We determined the effect of CA9 inhibition on the in vivo growth after subcutaneous injection of 786-O cells (3×10⁶) into nude mice (n=20/group). A tumor take rate of 85% was achieved. Mice were treated with either AEBS starting 25 days after cell injections or received IR on day 27 and were sacrificed 24 days later. One untreated control group was included and one group of mice received both IR and AEBS. The tumor volume in mice treated with AEBS was significantly smaller than that in the control mice (Fig. 6A; p=0.03 ANOVA). When the subcutaneous tumors were also irradiated 27 days after cell injection, we observed that the combination treatment led to decreased tumor growth compared to either AEBS or IR alone (p<0.0005 and p=0.04, respectively). At sacrifice, this led to an average increase of a mere 12% in tumor volume from the time of IR on day 27 to sacrifice on day 51 in the combination group (Fig. 6B). In comparison, the tumor volumes of the untreated control mice had increased in size by almost 3-fold. Protein levels of CA9 in the mouse tumors did not differ between treatment groups (Fig. 6C). Mass spectrometry showed that measurable and CA9-inhibitory levels of AEBS were achieved in mouse serum (Fig. 6D). Levels reached 26.5 µM 18 h after starting the treatment and remained similar throughout the experiment (data not shown).
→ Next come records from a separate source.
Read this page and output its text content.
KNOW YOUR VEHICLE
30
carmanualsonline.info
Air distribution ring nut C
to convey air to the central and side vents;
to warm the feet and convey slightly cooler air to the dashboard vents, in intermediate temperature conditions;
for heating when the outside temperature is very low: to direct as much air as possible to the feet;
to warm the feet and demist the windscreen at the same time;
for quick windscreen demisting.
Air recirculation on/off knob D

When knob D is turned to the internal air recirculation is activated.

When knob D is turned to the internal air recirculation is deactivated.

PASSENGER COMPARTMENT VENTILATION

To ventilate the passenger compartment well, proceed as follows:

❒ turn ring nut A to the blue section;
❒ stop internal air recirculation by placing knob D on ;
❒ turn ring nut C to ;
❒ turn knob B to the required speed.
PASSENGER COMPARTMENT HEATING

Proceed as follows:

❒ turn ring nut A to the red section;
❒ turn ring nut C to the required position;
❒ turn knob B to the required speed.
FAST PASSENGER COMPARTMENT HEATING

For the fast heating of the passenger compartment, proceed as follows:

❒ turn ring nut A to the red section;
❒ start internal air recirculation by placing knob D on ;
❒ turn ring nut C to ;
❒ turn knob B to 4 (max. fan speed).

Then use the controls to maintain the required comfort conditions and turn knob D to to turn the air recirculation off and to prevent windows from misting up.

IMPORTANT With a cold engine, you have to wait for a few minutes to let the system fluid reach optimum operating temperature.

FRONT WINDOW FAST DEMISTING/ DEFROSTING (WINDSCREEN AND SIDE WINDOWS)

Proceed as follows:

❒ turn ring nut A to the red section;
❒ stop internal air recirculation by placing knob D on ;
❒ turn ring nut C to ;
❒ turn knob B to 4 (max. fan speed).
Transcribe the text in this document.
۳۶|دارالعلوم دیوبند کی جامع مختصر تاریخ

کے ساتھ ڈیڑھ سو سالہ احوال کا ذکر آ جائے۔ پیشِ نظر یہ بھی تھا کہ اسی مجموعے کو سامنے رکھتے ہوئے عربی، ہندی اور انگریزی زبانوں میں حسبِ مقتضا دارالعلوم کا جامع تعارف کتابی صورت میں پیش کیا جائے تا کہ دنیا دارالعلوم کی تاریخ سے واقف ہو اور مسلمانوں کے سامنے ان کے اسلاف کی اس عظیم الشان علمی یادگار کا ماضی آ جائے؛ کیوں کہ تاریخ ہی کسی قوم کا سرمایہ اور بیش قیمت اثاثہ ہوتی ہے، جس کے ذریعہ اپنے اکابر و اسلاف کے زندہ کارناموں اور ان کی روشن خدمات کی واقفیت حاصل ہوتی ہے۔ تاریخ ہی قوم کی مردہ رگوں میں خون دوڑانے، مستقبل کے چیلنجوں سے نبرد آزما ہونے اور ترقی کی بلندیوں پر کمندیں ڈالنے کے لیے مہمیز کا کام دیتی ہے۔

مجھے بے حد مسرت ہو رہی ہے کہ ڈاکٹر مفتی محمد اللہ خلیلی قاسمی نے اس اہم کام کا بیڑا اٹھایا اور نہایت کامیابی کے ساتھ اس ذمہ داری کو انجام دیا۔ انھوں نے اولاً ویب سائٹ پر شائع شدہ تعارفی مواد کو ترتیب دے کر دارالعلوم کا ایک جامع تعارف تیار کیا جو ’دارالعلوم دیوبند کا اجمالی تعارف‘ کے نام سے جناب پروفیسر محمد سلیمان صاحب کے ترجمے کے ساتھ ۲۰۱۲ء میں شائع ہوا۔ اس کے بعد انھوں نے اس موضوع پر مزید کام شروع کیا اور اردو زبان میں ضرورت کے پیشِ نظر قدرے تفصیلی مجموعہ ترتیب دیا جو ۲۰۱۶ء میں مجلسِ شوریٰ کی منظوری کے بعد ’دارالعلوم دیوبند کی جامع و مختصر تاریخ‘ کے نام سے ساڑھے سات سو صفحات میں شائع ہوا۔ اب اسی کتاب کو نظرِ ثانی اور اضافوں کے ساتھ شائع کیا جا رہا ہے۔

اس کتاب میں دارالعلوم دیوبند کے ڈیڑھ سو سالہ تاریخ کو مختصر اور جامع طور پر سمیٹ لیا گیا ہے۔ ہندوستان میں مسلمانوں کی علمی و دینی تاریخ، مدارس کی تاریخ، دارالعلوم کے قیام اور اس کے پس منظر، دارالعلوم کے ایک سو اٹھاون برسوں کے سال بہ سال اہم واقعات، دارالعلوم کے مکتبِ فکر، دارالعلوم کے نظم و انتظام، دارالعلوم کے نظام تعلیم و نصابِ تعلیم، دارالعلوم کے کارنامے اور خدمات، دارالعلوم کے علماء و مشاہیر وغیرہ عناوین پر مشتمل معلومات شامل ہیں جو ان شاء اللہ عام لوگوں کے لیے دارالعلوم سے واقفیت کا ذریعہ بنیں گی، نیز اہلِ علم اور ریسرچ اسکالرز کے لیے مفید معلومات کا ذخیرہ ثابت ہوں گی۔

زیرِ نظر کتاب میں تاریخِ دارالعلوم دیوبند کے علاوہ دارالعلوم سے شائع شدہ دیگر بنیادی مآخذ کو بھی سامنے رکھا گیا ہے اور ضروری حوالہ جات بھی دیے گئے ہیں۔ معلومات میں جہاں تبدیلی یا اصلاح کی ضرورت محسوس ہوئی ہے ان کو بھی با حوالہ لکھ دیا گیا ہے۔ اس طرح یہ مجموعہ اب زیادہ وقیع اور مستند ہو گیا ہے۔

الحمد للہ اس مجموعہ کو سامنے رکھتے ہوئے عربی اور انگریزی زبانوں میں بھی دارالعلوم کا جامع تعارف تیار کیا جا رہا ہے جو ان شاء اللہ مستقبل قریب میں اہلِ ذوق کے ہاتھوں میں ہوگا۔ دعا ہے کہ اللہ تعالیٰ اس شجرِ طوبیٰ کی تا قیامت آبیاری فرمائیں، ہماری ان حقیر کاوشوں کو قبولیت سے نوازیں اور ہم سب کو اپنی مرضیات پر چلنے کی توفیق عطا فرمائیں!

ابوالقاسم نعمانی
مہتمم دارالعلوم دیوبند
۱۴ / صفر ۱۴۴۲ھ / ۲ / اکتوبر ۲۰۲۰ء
Using immunohistochemical staining of the subcutaneous tumors for CD31, an endothelial marker, we also demonstrated a decrease in the microvessel density in the irradiation-treated mice, with or without AEBS, with a linear microvessel length decrease of 55.6 and 64.5% compared to the control (Fig. 7A and B, p=0.04 and p=0.03). Serum VEGF levels at endpoint were significantly decreased in the AEBS-treated and irradiated mice compared to the control mice (Fig. 7C).